Как скучен мир!.. Перепады от вдохновения к душевному упадку сопровождали Шмелева на протяжении уже многих лет. Он старался не читать газет и обходиться без радио — подарил его Ивику. Некоторые рассказы и очерки он писал для собственного ободрения. Например, в мае 1947 года появился «Врешь, есть Бог…», рассказ из цикла «Заметы». В основу сюжета Шмелев положил переданную ему Вересаевым историю, которую тот услышал от своего шурина — видного большевика Смидовича. Описанное событие произошло летом 1922 года в Ильинском, где ранее была резиденция великого князя Сергея Александровича, а в 1922 году жил Троцкий. Двенадцатилетний сын Троцкого, как Петр Первый, завел потешных и решил доказать им, что Бога нет: выплыл на середину пруда, достал икону Богородицы, обвязал ее бечевкой, привязал кирпич и бросил в пруд. Однако икона чудесным образом выплыла. Ночью по просьбе батюшки ее достал матрос.
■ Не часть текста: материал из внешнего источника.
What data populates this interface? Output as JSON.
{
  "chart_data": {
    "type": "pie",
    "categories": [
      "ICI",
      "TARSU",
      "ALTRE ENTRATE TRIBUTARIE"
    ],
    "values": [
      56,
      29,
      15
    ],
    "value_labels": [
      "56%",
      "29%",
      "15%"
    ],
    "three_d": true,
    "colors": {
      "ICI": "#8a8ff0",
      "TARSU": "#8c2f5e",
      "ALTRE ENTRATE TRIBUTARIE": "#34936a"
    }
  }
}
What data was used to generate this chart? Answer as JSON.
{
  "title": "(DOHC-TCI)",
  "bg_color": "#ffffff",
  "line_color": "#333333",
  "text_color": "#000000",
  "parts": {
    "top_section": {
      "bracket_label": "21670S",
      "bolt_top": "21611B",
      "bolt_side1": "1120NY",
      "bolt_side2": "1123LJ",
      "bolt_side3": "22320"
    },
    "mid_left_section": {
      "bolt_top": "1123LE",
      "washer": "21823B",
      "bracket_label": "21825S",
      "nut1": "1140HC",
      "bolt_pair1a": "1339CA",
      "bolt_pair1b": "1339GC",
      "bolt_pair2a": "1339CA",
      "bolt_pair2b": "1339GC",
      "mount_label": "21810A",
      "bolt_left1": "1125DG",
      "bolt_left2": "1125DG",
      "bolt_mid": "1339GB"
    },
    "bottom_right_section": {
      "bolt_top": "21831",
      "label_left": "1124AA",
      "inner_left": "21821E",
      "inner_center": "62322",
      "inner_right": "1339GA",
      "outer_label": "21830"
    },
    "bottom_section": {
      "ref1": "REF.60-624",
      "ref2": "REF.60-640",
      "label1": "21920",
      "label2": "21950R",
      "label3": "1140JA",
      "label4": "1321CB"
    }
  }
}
В 1947 году Шмелева увлекла программа «Русской мысли». Он был рад тому, что газета продолжала издаваться в Париже, и принял предложение о сотрудничестве. Выпускалась она на русские деньги, ее редактором был Владимир Феофилович Зеелер. Зеелера Шмелев любил. Давно, еще 14 марта 1937 года, он писал Ильину: «Есть душа одна, Зеелер, хмурый с виду, но горячий внутри, любящий. Он — навещает, приходит таким добрым, „закрытым“ медведем, бурчит, молчит — утишает»[583]. «Русскую мысль» Шмелев посчитал первой русской свободной газетой. Он одобрял ее православную направленность. Причем газету решено было не ориентировать на боевой дух — она должна быть созидательной. Что ж, он и с этим согласен.

Шмелев поспешил привлечь к газете Ильина, но тот ответил принципиальным отказом и даже попросил его умерить эмоции, ибо с собаками ляжешь, с блохами встанешь: работать на «Русскую мысль» значит полупринять советчину.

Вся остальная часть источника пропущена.